[MERGE] setlocale (#128496)

Thu Jun 26 18:58:24 BST 2008

Hi Aaron!

Thanks for your review!

A question of general interest up front:
do we want the day of week displayed to local users (e.g. for log or 
info display) in English or in their local language?

I'd think local language, as a first step towards localization and 
internationalization of the application. Right now, however, you might 
think it funny to see local date elements in an otherwise English user 
interface.

If you don't want localized day of week names, neither now nor in the 
far future, or if you want to keep changesets small, you might wish to 
instead apply setlocale.mini, a bare-bones version of this patch which I 
will post independently in a moment.

Aaron Bentley wrote:
> To recap my understanding: Some libraries, particularly Subversion,
> require a locale to be set via the C setlocale function in order to
> support non-ascii filenames.  Python wraps this as locale.setlocale.

Correct.
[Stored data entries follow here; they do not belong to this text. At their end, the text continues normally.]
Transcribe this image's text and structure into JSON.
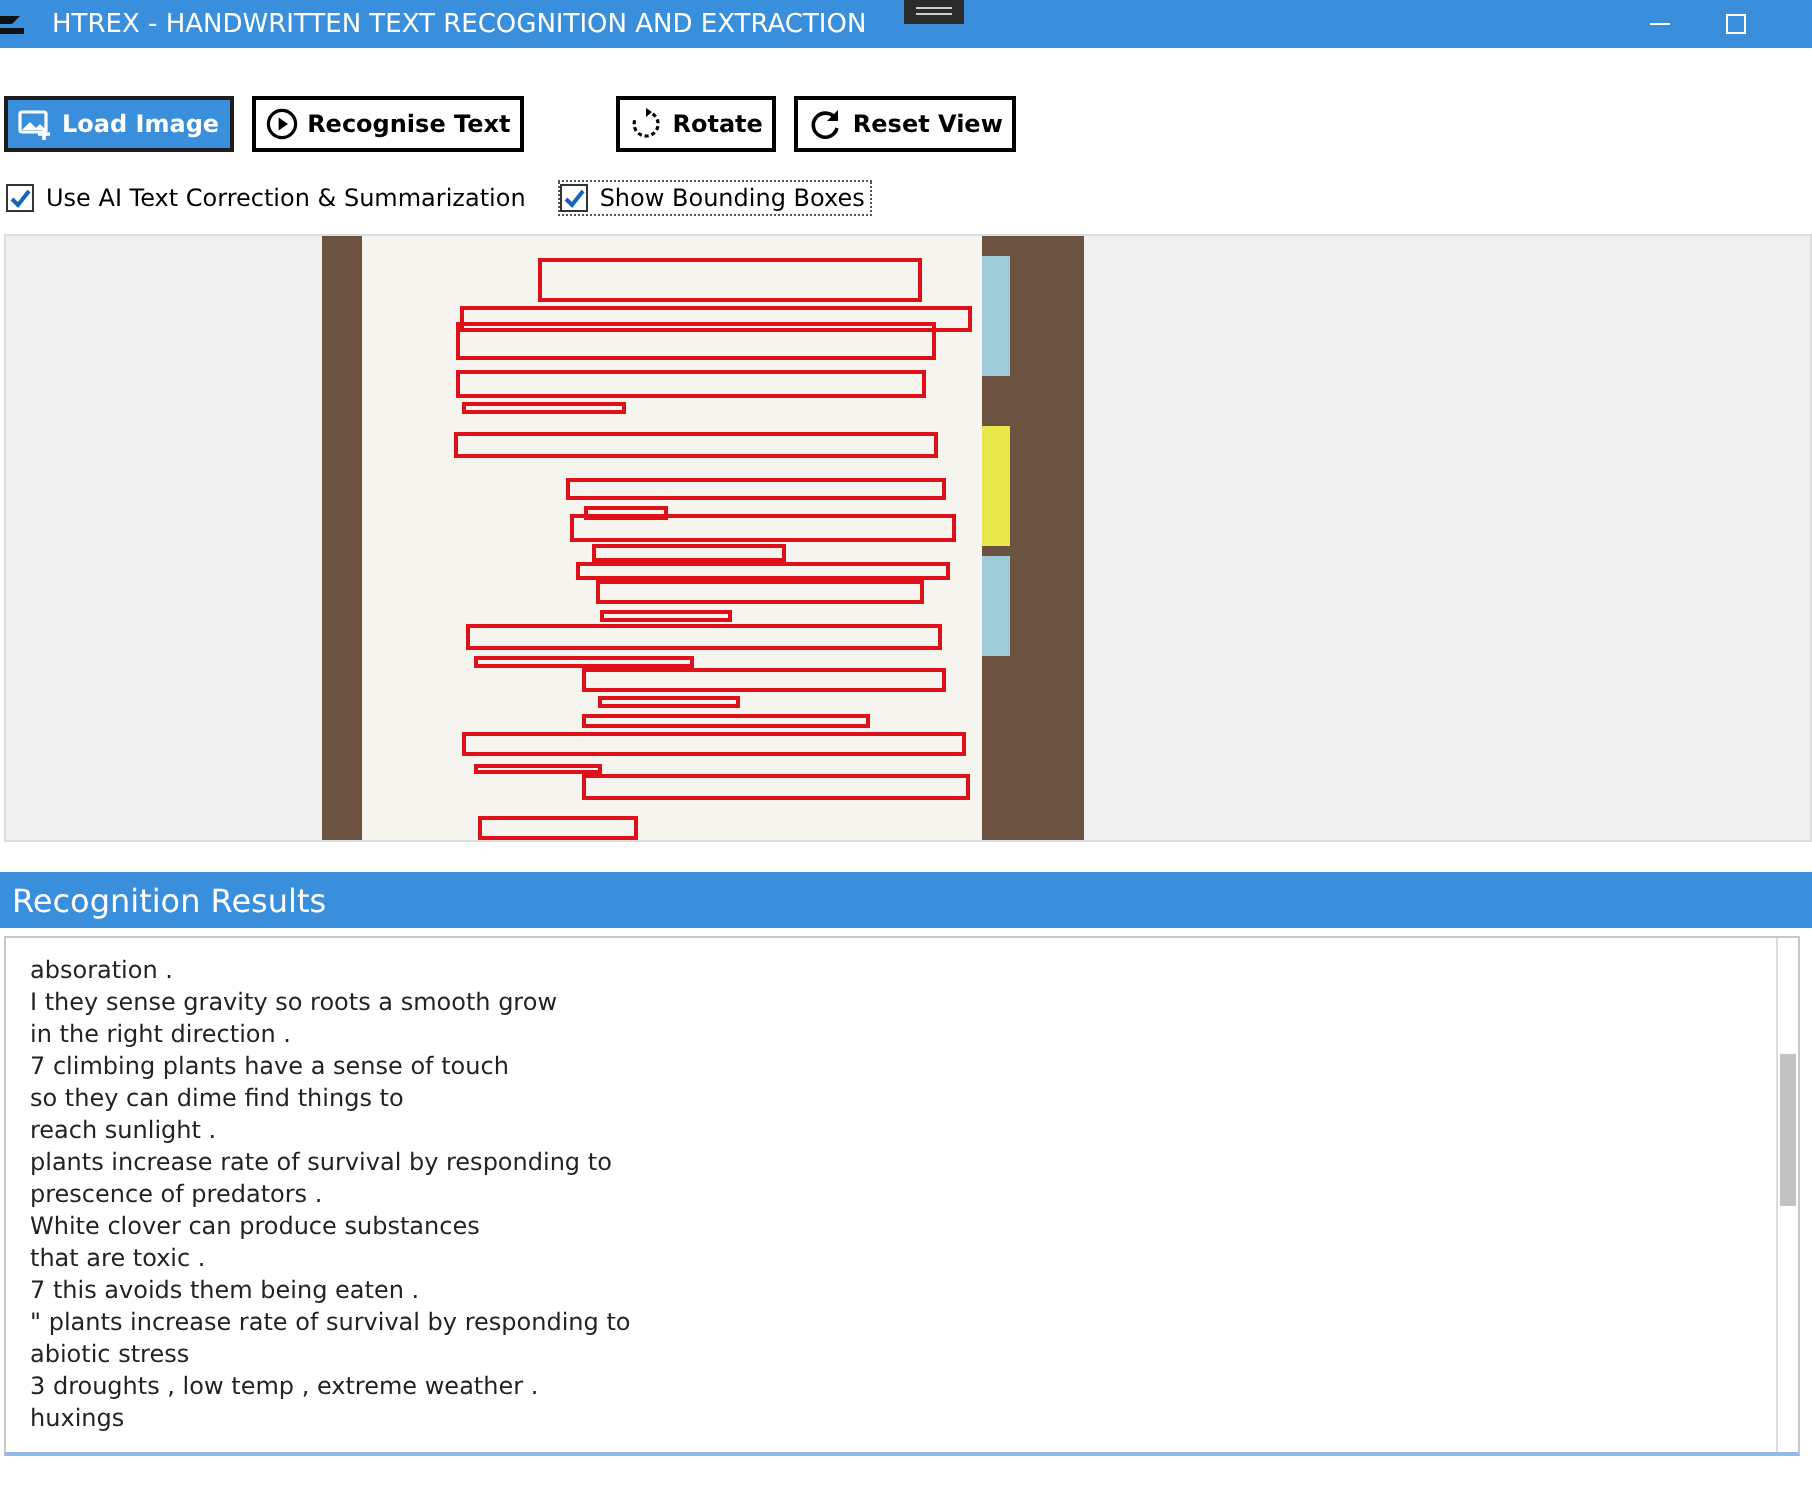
{
  "window": {
    "title": "HTREX - HANDWRITTEN TEXT RECOGNITION AND EXTRACTION"
  },
  "toolbar": {
    "buttons": [
      {
        "label": "Load Image",
        "kind": "load",
        "selected": true
      },
      {
        "label": "Recognise Text",
        "kind": "play",
        "selected": false
      },
      {
        "label": "Rotate",
        "kind": "rotate",
        "selected": false
      },
      {
        "label": "Reset View",
        "kind": "reset",
        "selected": false
      }
    ]
  },
  "options": [
    {
      "label": "Use AI Text Correction & Summarization",
      "checked": true,
      "focused": false
    },
    {
      "label": "Show Bounding Boxes",
      "checked": true,
      "focused": true
    }
  ],
  "results": {
    "title": "Recognition Results",
    "lines": [
      "absoration .",
      "I they sense gravity so roots a smooth grow",
      "in the right direction .",
      "7 climbing plants have a sense of touch",
      "so they can dime find things to",
      "reach sunlight .",
      "plants increase rate of survival by responding to",
      "prescence of predators .",
      "White clover can produce substances",
      "that are toxic .",
      "7 this avoids them being eaten .",
      "\" plants increase rate of survival by responding to",
      "abiotic stress",
      "3 droughts , low temp , extreme weather .",
      "huxings"
    ]
  }
}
More precisely, the LC_CTYPE facet of the current locale is 
used on Linux (and probably most POSIX systems) to control the encoding 
for file names, as the file system stores only byte sequences.

> I think this is a somewhat questionable requirement, considering that a
> library client may use several different encodings in the same session.
>  The Windows filesystem / console discrepancy is an obvious example.
> Surely it would make more sense to just use unicode in some form, and
> let the clients re-encode as needed.
> 
> But we don't control these libraries, and setlocale doesn't hurt us.  So
> I think it's reasonable to use it.  But it has lots of knock-on effects.
> - time.strftime may emit dates in the user encoding
> - time.strftime will use localized strings

Those effects could be avoided by setting only LC_CTYPE, not LC_ALL. 
However, in my opinion bzr should not rely on things like LC_TIME being 
at its un-localized posix default. As I understand it, the bzr library 
is intended to be embeddable. A localized application that does embed 
bzrlib is likely to have called setlocale for LC_ALL. So bzrlib should 
be able to cope with that situation. And the best way to ensure this is 
by setting all facets in the bzr application itself as well.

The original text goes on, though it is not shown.